Mr Corbett said the prospect of £30 million of cost savings over the next three years through a strategic review meant the merger benefits are "materially less than they were".

He said: "We would obviously consider any proposal tabled in the interests of shareholders.

"However, Britvic is in a very different position to last summer when the merger was agreed."

AG Barr said: "The board will review all material new developments since the original merger terms were agreed but currently believes that, other than Britvic's recently announced short-term cost saving plan, little has changed to alter its previous conviction that a merger represents a unique opportunity for value creation for both sets of shareholders in the short, medium and long term."

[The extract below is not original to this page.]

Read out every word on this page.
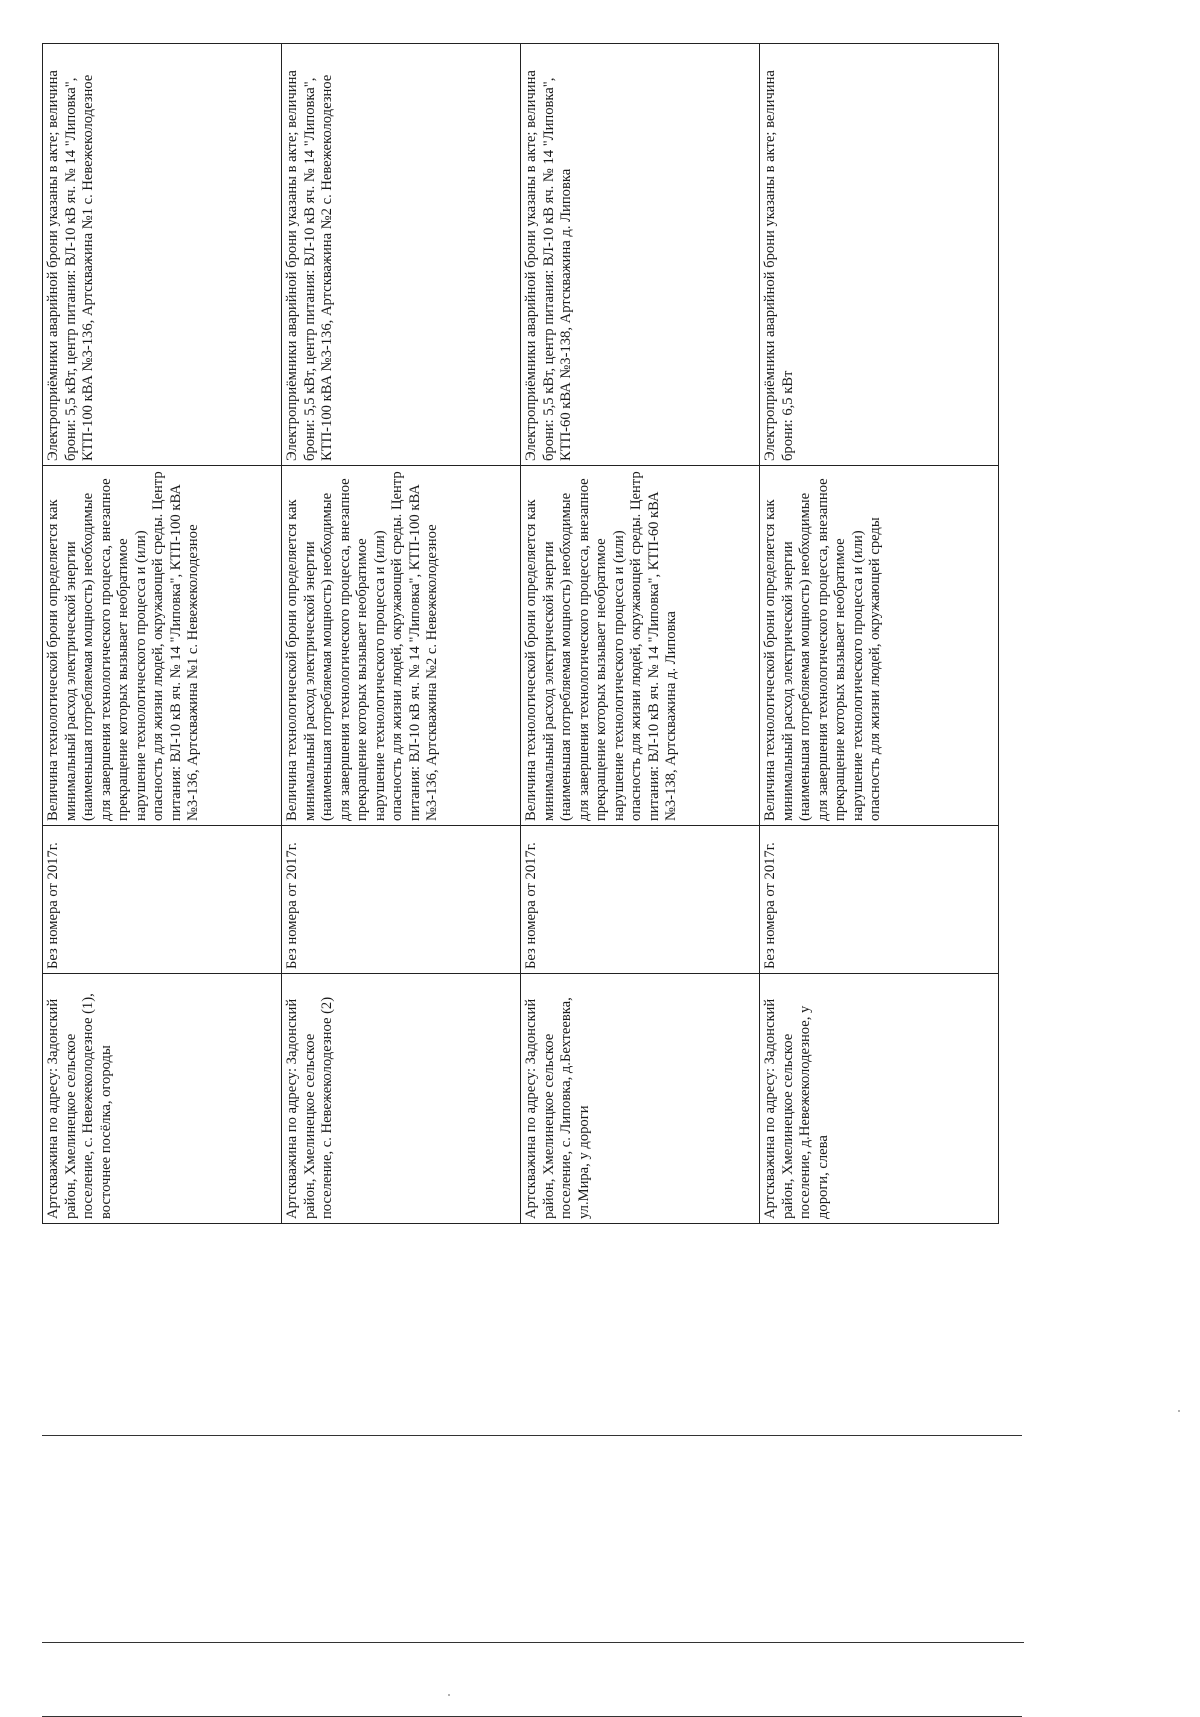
Артскважина по адресу: Задонский район, Хмелинецкое сельское поселение, с. Невежеколодезное (1), восточнее посёлка, огороды	Без номера от 2017г.	Величина технологической брони определяется как минимальный расход электрической энергии (наименьшая потребляемая мощность) необходимые для завершения технологического процесса, внезапное прекращение которых вызывает необратимое нарушение технологического процесса и (или) опасность для жизни людей, окружающей среды. Центр питания: ВЛ-10 кВ яч. № 14 "Липовка", КТП-100 кВА №3-136, Артскважина №1 с. Невежеколодезное	Электроприёмники аварийной брони указаны в акте; величина брони: 5,5 кВт, центр питания: ВЛ-10 кВ яч. № 14 "Липовка", КТП-100 кВА №3-136, Артскважина №1 с. Невежеколодезное
Артскважина по адресу: Задонский район, Хмелинецкое сельское поселение, с. Невежеколодезное (2)	Без номера от 2017г.	Величина технологической брони определяется как минимальный расход электрической энергии (наименьшая потребляемая мощность) необходимые для завершения технологического процесса, внезапное прекращение которых вызывает необратимое нарушение технологического процесса и (или) опасность для жизни людей, окружающей среды. Центр питания: ВЛ-10 кВ яч. № 14 "Липовка", КТП-100 кВА №3-136, Артскважина №2 с. Невежеколодезное	Электроприёмники аварийной брони указаны в акте; величина брони: 5,5 кВт, центр питания: ВЛ-10 кВ яч. № 14 "Липовка", КТП-100 кВА №3-136, Артскважина №2 с. Невежеколодезное
Артскважина по адресу: Задонский район, Хмелинецкое сельское поселение, с. Липовка, д.Бехтеевка, ул.Мира, у дороги	Без номера от 2017г.	Величина технологической брони определяется как минимальный расход электрической энергии (наименьшая потребляемая мощность) необходимые для завершения технологического процесса, внезапное прекращение которых вызывает необратимое нарушение технологического процесса и (или) опасность для жизни людей, окружающей среды. Центр питания: ВЛ-10 кВ яч. № 14 "Липовка", КТП-60 кВА №3-138, Артскважина д. Липовка	Электроприёмники аварийной брони указаны в акте; величина брони: 5,5 кВт, центр питания: ВЛ-10 кВ яч. № 14 "Липовка", КТП-60 кВА №3-138, Артскважина д. Липовка
Артскважина по адресу: Задонский район, Хмелинецкое сельское поселение, д.Невежеколодезное, у дороги, слева	Без номера от 2017г.	Величина технологической брони определяется как минимальный расход электрической энергии (наименьшая потребляемая мощность) необходимые для завершения технологического процесса, внезапное прекращение которых вызывает необратимое нарушение технологического процесса и (или) опасность для жизни людей, окружающей среды	Электроприёмники аварийной брони указаны в акте; величина брони: 6,5 кВт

The original £1.4 billion proposal, which was close to completion in February when the Office of Fair Trading referred it to the CC, would have resulted in AG Barr shareholders getting around 37% of the shares in the enlarged company.

Analysts believe AG Barr – the maker of Irn-Bru, Tizer and Rubicon – may offer to give up slightly more of a stake in any new bid proposal.

Damian McNeela, from Panmure Gordon, said: "We would agree that Britvic is in better shape to the extent that it is not dealing with a major product recall that almost resulted in breaching covenants.

"However, we believe, along with Barr's management, that there continues to be compelling strategic rationale for the merger to go ahead.

"This is based on potential cost synergies, improved position within the UK market place, scope for international expansion and an improved balance sheet."

Wayne Brown, from Canaccord Genuity, said a deal still makes sense for both parties due to long-term pressures on commodity prices and constrained UK growth prospects. He also suggested Britvic's underlying performance has actually worsened in recent months and questioned whether it could deliver on its latest strategy.

He said: "Considering past track record for the group and a failed [merger and acquisition] strategy, we see a fundamental difference in laying out a strategy and actually delivering one. The ability to deliver on this strategy when a significant cultural change is required, is challenging.

"This is even more the case where up to 15% of the workforce will be shed and a major restructuring of the operational framework will take place."

The CC's full findings, published yesterday, came after it gave preliminary clearance last month.

AG Barr's shares closed down 9p, or 1.7%, at 522.5p while Britvic was up 5.5p, or 1%, at 526p.